ObjectiveTo investigate the effectiveness and the best dosage of pirfenidone(PF) for treating rat pulmonary fibrosis induced by bleomycin(BLM). To study the relationship between PF's antifibrotic effect and the expressions of transforming growth factor betal(TGF- β₁), matrix metalloprotease-13 (MMP-13) and tissue inhibitor of metalloproteinase-1 (TIMP-1). MethodMale Wistar rats, weighted 190-210g, were endotracheally instilled with BLM, or normal saline (NS). Rats were randomly separated into 12 groups: group N, endotracheal NS and gavage sodium carboxymethyl cellulose (CMC); group B, endotracheal BLM and gavage CMC; group P25, endotracheal BLM and gavage pirfenidone with 25mg/kg/day; group P5, endotracheal BLM and gavage pirfenidone with 50mg/kg/day; group P1, endotracheal BLM and gavage pirfenidone with 100mg/kg/day; group P2, endotracheal BLM and gavage pirfenidone with 200mg/kg/day; group P3, endotracheal BLM and gavage pirfenidone with 300mg/kg/day; group P4, endotracheal BLM and gavage pirfenidone with 400mg/kg/day; group P8, endotracheal BLM and gavage pirfenidone with 800mg/kg/day.
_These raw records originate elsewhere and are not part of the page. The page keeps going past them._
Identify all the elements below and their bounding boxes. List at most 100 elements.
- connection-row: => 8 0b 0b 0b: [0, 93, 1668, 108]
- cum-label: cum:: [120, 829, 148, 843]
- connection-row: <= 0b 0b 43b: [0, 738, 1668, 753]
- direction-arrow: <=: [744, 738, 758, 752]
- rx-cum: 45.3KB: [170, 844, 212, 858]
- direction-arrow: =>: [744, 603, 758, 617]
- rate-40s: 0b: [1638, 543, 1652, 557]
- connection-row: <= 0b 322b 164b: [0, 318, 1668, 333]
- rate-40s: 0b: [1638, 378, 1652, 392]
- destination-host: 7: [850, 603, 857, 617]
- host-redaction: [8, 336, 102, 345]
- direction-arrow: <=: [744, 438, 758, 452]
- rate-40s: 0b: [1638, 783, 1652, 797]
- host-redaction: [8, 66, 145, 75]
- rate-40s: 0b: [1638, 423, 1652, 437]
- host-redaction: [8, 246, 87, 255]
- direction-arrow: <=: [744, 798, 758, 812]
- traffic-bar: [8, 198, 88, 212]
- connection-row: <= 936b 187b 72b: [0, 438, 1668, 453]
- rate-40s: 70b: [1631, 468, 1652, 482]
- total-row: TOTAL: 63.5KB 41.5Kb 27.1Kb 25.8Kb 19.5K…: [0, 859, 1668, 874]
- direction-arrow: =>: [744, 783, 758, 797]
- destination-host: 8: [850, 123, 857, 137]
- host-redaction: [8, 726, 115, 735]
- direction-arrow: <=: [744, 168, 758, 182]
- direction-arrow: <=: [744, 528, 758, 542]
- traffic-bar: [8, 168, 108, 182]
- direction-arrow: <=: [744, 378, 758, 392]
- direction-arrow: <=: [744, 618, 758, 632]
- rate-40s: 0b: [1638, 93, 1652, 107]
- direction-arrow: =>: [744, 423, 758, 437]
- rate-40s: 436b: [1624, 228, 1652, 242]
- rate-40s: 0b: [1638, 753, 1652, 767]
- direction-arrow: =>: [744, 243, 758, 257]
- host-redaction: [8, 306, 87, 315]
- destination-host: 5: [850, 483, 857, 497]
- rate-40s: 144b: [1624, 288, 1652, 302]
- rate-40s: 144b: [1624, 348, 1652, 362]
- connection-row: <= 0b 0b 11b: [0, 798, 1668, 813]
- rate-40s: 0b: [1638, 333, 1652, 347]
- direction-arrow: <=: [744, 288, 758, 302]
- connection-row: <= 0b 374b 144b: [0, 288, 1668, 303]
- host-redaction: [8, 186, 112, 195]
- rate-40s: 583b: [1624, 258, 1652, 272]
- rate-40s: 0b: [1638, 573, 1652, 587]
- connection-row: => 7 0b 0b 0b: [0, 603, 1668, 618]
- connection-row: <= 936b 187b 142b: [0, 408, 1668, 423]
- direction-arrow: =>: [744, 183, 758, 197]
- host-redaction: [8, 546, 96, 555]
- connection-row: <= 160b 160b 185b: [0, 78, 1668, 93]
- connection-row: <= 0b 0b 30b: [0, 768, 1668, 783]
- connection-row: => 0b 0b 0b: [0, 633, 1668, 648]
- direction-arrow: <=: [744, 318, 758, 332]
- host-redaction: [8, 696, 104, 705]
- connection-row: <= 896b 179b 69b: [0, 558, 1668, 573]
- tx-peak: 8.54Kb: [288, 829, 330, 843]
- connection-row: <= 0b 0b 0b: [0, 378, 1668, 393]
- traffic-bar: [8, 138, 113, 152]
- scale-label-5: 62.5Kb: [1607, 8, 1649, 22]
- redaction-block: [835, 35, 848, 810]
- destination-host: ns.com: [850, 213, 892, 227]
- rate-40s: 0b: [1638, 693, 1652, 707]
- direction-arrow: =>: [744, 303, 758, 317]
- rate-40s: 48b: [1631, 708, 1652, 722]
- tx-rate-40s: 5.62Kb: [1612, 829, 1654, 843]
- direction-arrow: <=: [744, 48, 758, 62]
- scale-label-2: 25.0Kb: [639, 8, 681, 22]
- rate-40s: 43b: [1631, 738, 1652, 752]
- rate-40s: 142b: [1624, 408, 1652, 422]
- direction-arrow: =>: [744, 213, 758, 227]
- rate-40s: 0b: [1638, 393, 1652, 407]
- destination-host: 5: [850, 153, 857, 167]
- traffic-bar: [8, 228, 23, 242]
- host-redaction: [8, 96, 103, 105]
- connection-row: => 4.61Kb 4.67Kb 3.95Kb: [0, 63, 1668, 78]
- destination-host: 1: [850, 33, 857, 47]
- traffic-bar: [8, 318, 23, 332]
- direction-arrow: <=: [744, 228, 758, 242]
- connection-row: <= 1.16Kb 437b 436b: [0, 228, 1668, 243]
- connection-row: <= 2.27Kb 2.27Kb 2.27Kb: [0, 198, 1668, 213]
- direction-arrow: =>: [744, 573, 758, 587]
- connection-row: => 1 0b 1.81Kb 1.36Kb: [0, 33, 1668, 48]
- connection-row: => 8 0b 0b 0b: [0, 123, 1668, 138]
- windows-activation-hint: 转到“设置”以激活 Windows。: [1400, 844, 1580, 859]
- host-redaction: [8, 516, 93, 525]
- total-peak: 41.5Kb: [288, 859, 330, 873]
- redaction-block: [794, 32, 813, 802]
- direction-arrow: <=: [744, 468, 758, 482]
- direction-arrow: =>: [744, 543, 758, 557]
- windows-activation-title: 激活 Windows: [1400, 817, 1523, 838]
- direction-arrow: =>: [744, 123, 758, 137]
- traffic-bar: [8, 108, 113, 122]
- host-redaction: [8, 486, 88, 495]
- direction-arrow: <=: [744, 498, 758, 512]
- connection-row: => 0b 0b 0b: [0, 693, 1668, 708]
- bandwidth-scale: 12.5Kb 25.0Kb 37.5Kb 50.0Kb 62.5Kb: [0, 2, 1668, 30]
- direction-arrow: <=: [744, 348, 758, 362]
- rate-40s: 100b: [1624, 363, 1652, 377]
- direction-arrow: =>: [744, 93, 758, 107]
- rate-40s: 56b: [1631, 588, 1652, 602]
Pirfenidone, desamethasone or 1% CMC was given daily by gavage from the day before instillation of BLM in those groups. Group P7 and P14, endotracheal BLM and gavage pirfenidone with 50mg/kg/day after 7 days or 14 days BLM instillation separately. Animals were sacrificed and lungs were harvested 28 days after BLM instillation. Lung collagen was stained by sirius red and measured by content of hydroxyproline. Expression of mRNA levels of TGF- β₁, MMP-13 and TIMP-1 was detected by reverse transcription-polymerses chain reaction(RT-PCR). Expression of proteins of TGF- β₁, MMP-13 and TIMP-1 was detected by immunohistochemistry and Western blotting. The TGF- β₁ levels in bronchoalveolar lavage fluid (BALF) were detected by ELISA.